Want to take the ride with me?
First, I got to site early, as I always do, to put up my paper and get ready. Windowless room. Oof. Okay. My client, a woman, is welcoming. That helps.
As the team of engineers come in, each one carries a chunky black laptop. It was all men. Every man opened up his laptop and fired it up.
They all chatted with each other and I could feel the strong rapport.
Once we sat and got started, it hit me. My client and I were the only two women in the room, she sat on one end of the U-shaped table, sitting slightly apart from the group.
Between me and them?
A battlement of open laptops.
Super strange energy. Not hostile, but definitely not the vibe of a team ready to have a group conversation.
And the gender thing is no biggie. I enjoy working with engineers.
Like the jolt of a rollercoaster starting the ride, we jerked forward.
Sure enough, the first half of the day was not a group conversation. It was three teams sharing their progress reports on fifteen projects. Fifteen projects, one-by-one sharing detailed lists of details.
Yes, I said detailed lists of details.
This was that ka-chunk, ka-chunk grind up the hill on the coaster.
Project 1: Ka-chunk, ka-chunk.
Project 2: Ka-chunk, ka-chunk.
Project 3: Ka-chunk, ka-chunk.
Project 4: Ka-chunk, ka-chunk.
Project 5: Ka-chunk, ka-chunk.
Project 6: Ka-chunk, ka-chunk...
You get the idea. Those three hours felt like 3 days. I filled 100 square feet of charts.
I was a bottleneck. I don't think I added any value to work already done by Powerpoint slides. My fingers flew. I did the thing.
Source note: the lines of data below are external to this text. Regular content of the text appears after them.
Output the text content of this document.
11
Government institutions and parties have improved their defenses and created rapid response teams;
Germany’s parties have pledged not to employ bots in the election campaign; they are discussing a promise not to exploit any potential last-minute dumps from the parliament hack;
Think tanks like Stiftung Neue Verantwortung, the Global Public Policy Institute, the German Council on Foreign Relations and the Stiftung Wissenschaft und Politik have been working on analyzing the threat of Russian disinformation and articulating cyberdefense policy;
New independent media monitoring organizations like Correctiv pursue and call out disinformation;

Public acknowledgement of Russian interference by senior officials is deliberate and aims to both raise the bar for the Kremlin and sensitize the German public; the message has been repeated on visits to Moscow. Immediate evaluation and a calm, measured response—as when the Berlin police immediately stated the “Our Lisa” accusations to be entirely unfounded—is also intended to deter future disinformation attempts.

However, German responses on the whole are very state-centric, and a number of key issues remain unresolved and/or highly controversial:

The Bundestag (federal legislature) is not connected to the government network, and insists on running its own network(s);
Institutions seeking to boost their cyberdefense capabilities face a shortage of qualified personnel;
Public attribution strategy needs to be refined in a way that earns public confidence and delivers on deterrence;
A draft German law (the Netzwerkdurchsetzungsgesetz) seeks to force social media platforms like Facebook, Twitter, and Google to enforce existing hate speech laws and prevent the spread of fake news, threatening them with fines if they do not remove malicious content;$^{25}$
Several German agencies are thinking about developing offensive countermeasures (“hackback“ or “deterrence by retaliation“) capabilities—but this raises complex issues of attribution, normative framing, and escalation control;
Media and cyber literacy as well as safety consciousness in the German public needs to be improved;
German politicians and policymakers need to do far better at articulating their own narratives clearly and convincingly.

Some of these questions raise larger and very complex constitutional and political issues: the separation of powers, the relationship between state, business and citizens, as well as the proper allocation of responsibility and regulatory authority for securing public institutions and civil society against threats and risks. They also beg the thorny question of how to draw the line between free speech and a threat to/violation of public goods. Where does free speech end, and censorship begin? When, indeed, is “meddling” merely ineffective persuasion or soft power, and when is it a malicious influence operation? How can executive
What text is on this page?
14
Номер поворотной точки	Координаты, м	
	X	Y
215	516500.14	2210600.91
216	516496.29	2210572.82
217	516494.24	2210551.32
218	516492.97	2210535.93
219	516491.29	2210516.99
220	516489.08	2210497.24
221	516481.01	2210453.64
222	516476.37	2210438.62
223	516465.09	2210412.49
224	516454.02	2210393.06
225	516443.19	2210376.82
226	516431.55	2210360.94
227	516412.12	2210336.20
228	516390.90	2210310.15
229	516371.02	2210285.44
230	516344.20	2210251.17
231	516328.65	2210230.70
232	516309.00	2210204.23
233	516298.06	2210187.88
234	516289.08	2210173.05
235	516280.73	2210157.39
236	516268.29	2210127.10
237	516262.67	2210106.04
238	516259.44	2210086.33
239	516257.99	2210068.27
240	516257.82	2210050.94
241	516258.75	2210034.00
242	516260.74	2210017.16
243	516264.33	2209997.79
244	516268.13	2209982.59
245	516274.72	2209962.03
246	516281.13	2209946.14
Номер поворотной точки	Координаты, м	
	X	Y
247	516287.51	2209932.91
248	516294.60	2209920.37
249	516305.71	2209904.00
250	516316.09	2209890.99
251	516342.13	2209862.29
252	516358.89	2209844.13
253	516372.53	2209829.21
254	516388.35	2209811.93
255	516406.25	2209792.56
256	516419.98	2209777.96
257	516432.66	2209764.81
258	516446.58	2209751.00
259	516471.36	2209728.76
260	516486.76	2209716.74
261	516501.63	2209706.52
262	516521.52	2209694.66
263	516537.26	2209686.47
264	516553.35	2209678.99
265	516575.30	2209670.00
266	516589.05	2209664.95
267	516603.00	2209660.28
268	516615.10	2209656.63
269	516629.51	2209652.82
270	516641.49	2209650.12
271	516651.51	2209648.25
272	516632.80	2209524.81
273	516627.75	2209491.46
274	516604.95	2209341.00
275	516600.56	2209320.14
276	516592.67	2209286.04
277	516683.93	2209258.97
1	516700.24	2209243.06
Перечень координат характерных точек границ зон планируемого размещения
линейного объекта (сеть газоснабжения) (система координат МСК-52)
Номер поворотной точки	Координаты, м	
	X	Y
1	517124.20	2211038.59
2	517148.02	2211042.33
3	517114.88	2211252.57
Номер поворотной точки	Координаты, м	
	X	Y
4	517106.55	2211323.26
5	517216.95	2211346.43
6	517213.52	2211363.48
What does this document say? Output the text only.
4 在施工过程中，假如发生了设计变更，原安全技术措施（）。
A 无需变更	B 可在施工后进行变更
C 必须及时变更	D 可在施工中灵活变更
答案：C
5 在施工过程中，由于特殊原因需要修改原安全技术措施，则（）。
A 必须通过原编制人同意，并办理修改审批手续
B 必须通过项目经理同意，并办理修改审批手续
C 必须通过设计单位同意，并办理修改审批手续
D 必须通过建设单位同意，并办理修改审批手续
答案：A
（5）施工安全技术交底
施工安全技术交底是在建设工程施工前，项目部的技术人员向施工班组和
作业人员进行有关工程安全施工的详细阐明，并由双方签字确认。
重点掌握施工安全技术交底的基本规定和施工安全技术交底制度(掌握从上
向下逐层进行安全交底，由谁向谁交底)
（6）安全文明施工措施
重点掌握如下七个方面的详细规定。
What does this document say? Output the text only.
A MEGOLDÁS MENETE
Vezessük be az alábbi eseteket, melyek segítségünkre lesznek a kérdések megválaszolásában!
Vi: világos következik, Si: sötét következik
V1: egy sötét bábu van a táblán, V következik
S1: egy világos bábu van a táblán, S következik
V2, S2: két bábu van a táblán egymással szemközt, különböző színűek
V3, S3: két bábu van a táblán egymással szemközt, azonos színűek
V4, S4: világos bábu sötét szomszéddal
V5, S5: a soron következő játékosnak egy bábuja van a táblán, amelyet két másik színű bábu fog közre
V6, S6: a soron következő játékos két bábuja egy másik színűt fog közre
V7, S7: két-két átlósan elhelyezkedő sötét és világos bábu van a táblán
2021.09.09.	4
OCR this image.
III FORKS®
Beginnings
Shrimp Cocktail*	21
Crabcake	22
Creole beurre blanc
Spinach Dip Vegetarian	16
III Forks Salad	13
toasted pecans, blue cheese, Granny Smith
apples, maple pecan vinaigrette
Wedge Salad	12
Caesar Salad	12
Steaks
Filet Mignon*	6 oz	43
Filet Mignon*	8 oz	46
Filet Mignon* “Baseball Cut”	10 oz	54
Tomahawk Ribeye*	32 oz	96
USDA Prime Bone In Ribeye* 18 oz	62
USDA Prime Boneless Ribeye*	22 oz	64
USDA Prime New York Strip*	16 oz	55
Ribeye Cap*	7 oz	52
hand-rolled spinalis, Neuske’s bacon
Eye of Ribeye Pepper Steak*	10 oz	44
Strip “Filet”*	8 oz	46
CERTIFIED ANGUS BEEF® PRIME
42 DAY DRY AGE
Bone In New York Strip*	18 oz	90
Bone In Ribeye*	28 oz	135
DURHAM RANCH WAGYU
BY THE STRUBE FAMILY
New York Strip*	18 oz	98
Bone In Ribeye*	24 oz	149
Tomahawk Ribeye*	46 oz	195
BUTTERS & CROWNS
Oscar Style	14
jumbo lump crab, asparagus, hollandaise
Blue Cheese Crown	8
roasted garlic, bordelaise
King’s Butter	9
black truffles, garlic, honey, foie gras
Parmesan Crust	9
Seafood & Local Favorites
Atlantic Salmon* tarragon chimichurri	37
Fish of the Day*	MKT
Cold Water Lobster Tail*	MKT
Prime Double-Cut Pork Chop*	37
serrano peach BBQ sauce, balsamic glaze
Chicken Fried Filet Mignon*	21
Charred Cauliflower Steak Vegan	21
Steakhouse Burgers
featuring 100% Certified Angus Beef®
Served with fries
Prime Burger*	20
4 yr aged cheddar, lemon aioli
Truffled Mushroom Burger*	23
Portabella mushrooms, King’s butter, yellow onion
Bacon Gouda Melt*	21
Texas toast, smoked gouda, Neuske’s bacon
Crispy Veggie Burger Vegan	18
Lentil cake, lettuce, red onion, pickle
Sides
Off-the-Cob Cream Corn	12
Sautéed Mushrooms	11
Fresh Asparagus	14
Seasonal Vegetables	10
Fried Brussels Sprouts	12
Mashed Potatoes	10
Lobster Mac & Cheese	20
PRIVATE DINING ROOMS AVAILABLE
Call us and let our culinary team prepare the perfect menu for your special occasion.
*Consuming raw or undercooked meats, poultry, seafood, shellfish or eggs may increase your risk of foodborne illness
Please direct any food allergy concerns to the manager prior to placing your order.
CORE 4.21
Happily, the ride shifted at the lunchtime peak.
Next, I was tasked to do what I excelled at. Now that all the nuts and bolts were shared, the team shifted to design of a project pipeline that helped them get the bigger picture view of where each project was and how they aligned.
In other words, a model that would have saved all of us the slog of the first half of the day.
Now I was in co-creation mode, asking questions and sketching out a shape the team could fit every project into. A dashboard, the project at-a-glance.
Happily, that work let me use my systems brain, not just flying fingers. That's when the engineers really warmed up to me sensing that we all shared a similar spatial, abstract, problem-solving way of thinking.
THAT half of the day was a blast! I got work in the ways I work best.
2020 Update: This was absolutely I learning experience. I was so tapped out by being in fast-paced rote mode that I had to really rally for the second half of the day.
Given the same meeting objectives and design today, I would have set entirely different expectations. I would have sat at the table, watching the reports, not mapping them.
Spending the morning sitting, listening, watching, and sketching, would have allowed me the opportunity to listen for the patterns, connections and shapes within and across projects.
I would have come to the project pipeline designing afternoon a much better partner.
We got the job done, but I am certain we could have refined the pipeline more with this different approach.